16. It is important to state at the outset that the Respondent is a public officer and has a duty to discharge the functions of his office in accordance with the Constitution and the law of the land. If, in exercising his powers, he acts illegally, irrationally or in defiance of the principles of natural justice then this court has a duty to issue judicial review orders to correct such waywardness.
17. The question that needs to be answered is whether the ex-parte applicant has made out a case for the issuance of the order of mandamus as sought.
18. Among the duties bestowed upon the Inspector General of Police by Article 245 of the Constitution is the power to investigate offences and to enforce the law against any particular person or persons. That power is supposed to be exercised without interference from any quarters.
19. On the other hand, Article 157 of the Constitution empowers the DPP to prosecute criminal matters. In doing so, he does not need the consent of any person or authority and neither can he be under the direction of any person or authority.
20. In the case at hand, it has been averred on behalf of the respondent that after investigations the file was forwarded to the DPP who advised that the evidence was not sufficient to mount a prosecution. The respondent had therefore discharged his mandate and cannot be accused of acting illegally or irrationally.
21. The ex-parte applicant has not challenged the decision of the DPP not to prosecute. The ex-parte applicant has therefore directed his complaint at the wrong office.
22. I must add that the ex-parte applicant has not placed any iota of evidence before this court to demonstrate that the respondent acted outside his mandate or failed to execute his lawful duties.
23. Nevertheless, it would help if public officers learned the art of communicating with their customers. Nothing would have been easier than for the respondent to write to the ex-parte applicant informing him of the decision that had been taken by the DPP. I do not think this litigation would have been necessary had this been done.
24. Be that as it may, the ex-parte applicant is also to blame for this state of affairs. He has not exhibited any written communication showing that he asked the respondent for the progress or decision on the complaint he had made. Before an order of mandamus can issue, it must be clearly demonstrated that a public officer has refused to act and that the refusal is unlawful – see Wamwere v Attorney General [2004] 1 K.L.R. 166 as cited in Joseph Kakore Ole Mpoe & 5 others v Kenya Forest Service [2012] eKLR.
25. I have said enough to show that this application is for dismissal.
26. In any event, there is no proper application before this court. When I granted leave to the ex-parte applicant on 25th July, 2017 to commence these proceedings, I directed him to file and serve the notice of motion within 21 days.

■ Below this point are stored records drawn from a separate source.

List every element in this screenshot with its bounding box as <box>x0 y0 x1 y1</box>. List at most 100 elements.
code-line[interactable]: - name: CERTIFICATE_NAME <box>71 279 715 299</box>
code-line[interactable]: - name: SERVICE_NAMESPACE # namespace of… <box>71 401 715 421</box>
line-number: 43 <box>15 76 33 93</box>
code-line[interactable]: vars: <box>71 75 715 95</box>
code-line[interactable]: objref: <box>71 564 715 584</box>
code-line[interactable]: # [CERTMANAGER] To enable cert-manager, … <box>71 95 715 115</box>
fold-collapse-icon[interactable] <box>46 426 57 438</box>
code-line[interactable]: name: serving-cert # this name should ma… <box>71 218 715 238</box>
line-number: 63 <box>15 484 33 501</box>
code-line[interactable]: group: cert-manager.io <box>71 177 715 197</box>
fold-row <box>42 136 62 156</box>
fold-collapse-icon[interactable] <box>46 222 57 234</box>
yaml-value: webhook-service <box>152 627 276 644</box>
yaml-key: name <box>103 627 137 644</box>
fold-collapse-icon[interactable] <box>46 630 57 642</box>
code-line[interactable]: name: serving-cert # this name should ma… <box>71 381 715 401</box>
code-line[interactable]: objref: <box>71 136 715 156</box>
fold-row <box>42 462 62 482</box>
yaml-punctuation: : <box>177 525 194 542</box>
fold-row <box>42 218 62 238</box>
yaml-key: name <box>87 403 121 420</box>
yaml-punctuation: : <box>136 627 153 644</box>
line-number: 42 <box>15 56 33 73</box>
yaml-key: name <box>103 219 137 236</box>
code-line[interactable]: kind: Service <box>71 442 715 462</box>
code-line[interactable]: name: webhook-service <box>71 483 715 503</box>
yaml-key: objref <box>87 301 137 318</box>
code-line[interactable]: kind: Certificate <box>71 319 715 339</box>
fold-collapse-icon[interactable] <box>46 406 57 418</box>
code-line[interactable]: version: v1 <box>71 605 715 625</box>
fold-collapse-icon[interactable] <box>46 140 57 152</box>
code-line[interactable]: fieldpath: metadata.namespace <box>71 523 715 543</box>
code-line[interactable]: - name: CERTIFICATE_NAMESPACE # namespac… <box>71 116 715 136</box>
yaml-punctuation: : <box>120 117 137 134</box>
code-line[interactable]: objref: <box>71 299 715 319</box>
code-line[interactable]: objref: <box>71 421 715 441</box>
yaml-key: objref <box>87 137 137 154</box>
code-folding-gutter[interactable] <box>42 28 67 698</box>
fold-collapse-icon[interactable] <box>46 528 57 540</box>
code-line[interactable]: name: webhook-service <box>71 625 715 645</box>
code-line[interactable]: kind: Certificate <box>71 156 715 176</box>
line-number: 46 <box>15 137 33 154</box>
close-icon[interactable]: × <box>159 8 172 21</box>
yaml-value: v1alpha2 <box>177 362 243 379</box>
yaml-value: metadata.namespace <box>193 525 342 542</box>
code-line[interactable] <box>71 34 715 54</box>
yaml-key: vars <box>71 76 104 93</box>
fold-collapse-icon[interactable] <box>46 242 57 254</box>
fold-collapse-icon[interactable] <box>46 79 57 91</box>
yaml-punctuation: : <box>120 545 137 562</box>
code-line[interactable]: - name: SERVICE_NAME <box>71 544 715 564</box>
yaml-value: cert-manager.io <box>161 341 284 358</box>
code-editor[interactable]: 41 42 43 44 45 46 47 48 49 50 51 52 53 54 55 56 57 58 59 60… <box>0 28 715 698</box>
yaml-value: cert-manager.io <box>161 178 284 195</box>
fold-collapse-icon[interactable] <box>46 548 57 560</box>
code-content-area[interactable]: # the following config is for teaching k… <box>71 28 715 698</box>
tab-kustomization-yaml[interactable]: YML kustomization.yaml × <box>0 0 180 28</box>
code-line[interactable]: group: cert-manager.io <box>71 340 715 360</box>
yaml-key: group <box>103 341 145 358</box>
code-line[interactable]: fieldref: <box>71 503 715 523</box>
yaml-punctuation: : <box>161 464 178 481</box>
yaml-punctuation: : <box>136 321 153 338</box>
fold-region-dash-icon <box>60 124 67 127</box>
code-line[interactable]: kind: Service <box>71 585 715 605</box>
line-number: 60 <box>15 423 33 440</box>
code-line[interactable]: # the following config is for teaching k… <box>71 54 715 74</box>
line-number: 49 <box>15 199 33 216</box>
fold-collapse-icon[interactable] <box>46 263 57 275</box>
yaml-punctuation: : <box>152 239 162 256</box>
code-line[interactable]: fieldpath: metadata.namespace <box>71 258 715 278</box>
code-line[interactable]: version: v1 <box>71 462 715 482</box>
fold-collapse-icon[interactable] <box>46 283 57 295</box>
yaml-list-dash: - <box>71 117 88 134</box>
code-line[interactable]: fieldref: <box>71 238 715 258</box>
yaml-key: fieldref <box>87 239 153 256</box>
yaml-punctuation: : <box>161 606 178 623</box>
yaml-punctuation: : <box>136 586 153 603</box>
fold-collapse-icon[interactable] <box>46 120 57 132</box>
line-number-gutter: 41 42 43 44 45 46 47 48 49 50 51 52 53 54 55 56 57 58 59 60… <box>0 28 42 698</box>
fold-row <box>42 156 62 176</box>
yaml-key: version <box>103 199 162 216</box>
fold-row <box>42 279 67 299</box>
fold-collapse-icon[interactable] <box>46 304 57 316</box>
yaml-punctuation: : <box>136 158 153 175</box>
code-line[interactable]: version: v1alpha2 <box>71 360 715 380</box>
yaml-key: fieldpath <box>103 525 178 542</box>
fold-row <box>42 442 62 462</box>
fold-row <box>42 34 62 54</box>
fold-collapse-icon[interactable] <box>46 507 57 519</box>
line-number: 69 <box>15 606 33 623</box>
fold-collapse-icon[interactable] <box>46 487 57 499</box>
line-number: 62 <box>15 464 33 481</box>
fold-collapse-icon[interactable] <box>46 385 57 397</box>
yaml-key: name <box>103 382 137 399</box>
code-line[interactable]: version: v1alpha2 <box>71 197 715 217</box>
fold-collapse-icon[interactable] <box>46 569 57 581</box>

The direction was not an idle one as it is in line with Order 53 Rule 3(1) of the Civil Procedure Rules, 2010 which requires that an application for judicial review orders be made by notice of motion within 21 days from the time of the grant of leave to apply for the orders. The application was filed on 17th August, 2018 which was outside the 21 days granted by this court and demanded by the rules. This means that all along there has been no application for hearing by this court since the leave to file the application had lapsed.
27. For all the stated reasons, the ex-parte applicant’s case is dismissed. This being a matter touching on exercise of authority by a public officer, I will not award costs. Each party is therefore directed to meet own costs of the proceedings.
Dated, signed and delivered at Malindi this 18th day of October, 2018.